TALES OF A MALAYAN GHOST BRIDE, a literary ghost story, is based on a peculiar historic custom amongst the Chinese in Malaysia called a spirit marriage. I've followed your blog and interviews with interest, and hope this novel will appeal to you, given your enthusiasm for literary and historical fiction. Book club fans of Lisa See’s “Peony in Love”, or Susan Waters' "The Little Stranger" may also be intrigued by this richly colorful world of Southeast Asian superstition. 

 I am a Malaysian who came to America to study at Harvard. TALES OF A MALAYAN GHOST BRIDE is my debut novel, complete at 120,000 words. Per your submission guidelines, I’m pasting the first ten pages below. 

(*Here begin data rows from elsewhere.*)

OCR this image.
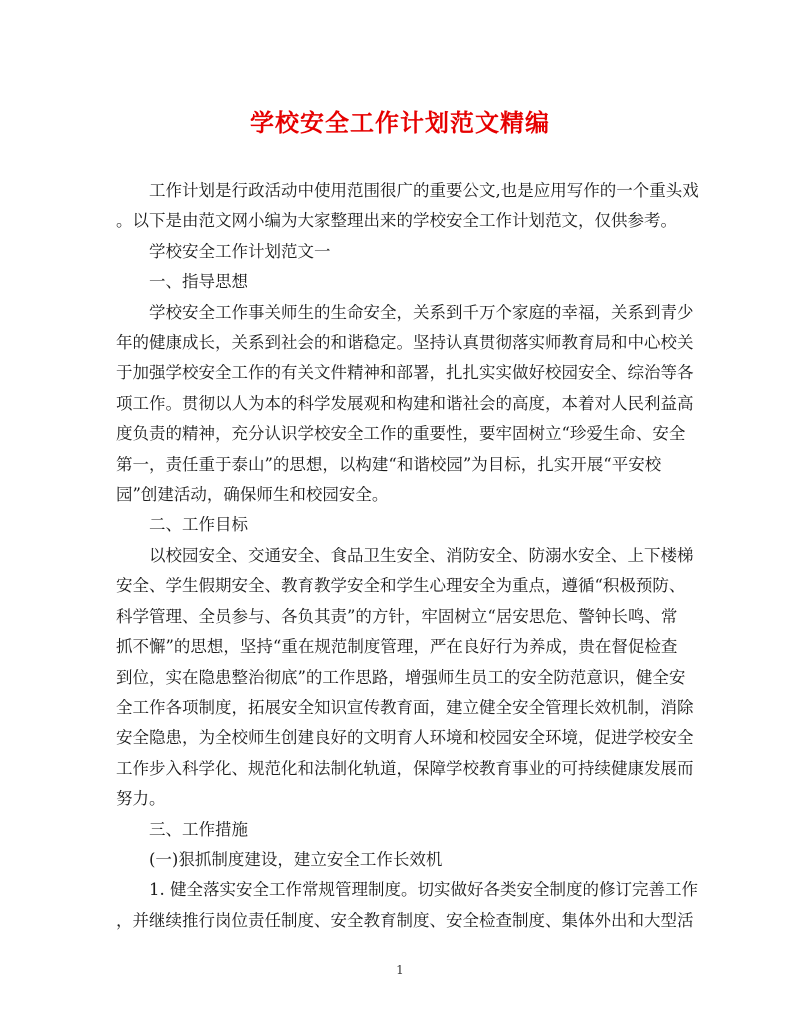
学校安全工作计划范文精编

工作计划是行政活动中使用范围很广的重要公文,也是应用写作的一个重头戏

。以下是由范文网小编为大家整理出来的学校安全工作计划范文，仅供参考。

学校安全工作计划范文一

一、指导思想

学校安全工作事关师生的生命安全，关系到千万个家庭的幸福，关系到青少

年的健康成长，关系到社会的和谐稳定。坚持认真贯彻落实师教育局和中心校关

于加强学校安全工作的有关文件精神和部署，扎扎实实做好校园安全、综治等各

项工作。贯彻以人为本的科学发展观和构建和谐社会的高度，本着对人民利益高

度负责的精神，充分认识学校安全工作的重要性，要牢固树立“珍爱生命、安全

第一，责任重于泰山”的思想，以构建“和谐校园”为目标，扎实开展“平安校

园”创建活动，确保师生和校园安全。

二、工作目标

以校园安全、交通安全、食品卫生安全、消防安全、防溺水安全、上下楼梯

安全、学生假期安全、教育教学安全和学生心理安全为重点，遵循“积极预防、

科学管理、全员参与、各负其责”的方针，牢固树立“居安思危、警钟长鸣、常

抓不懈”的思想，坚持“重在规范制度管理，严在良好行为养成，贵在督促检查

到位，实在隐患整治彻底”的工作思路，增强师生员工的安全防范意识，健全安

全工作各项制度，拓展安全知识宣传教育面，建立健全安全管理长效机制，消除

安全隐患，为全校师生创建良好的文明育人环境和校园安全环境，促进学校安全

工作步入科学化、规范化和法制化轨道，保障学校教育事业的可持续健康发展而

努力。

三、工作措施

(一)狠抓制度建设，建立安全工作长效机

1. 健全落实安全工作常规管理制度。切实做好各类安全制度的修订完善工作

，并继续推行岗位责任制度、安全教育制度、安全检查制度、集体外出和大型活

1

Thank you for your time and consideration, 

Yours, Yangsze Choo 

Now, why is this letter so good? It has all the elements I encourage people to include in their queries: a great logline, a terrific summary, a fabulous hook, comp titles of other books that I love, a compelling reason for querying me in particular, and intriguing biographical information that is relevant to the book she has written. 

She starts with her terrific logline, which delivers the plot but also the emotional core of the story. You want always to include the emotional hook as part of your logline. It's two sentences, not one, which is fine. 

Then she has a one paragraph summary. When an author can boil the plot of their book down into one concise paragraph like this, and make it lively and interesting, I know this an author who has a real handle on her plot. She gets what's essential about her story and she knows how to present it. 

Then she has the great hook that the book is based on a real custom. She explains why she's querying me in particular, which I love to see in a query. Her comp titles are terrific and books I like. And finally, her biographical info ties into the plot of her novel in a really intriguing way. You'll see that she doesn't have traditional literary credentials like an MFA or publication credits, and that's okay. She did the exact right thing to do in that scenario and by telling me that she is Malaysian, explains how her personal story influences the story she has written. For agents and publishers, this is as valuable, if not more valuable, than an MFA, because it's an interesting tidbit to use when pitching the media about the book. 

So there you have it. Yangsze didn't have connections, all she had was a great query and an email account. She did her homework and pitched agents who represent this kind of book (and of course she wrote a great book, but that's the subject of a different blog). Hope everyone out there querying will take notice, and take heart, that sometimes talent really is all that you need to get ahead.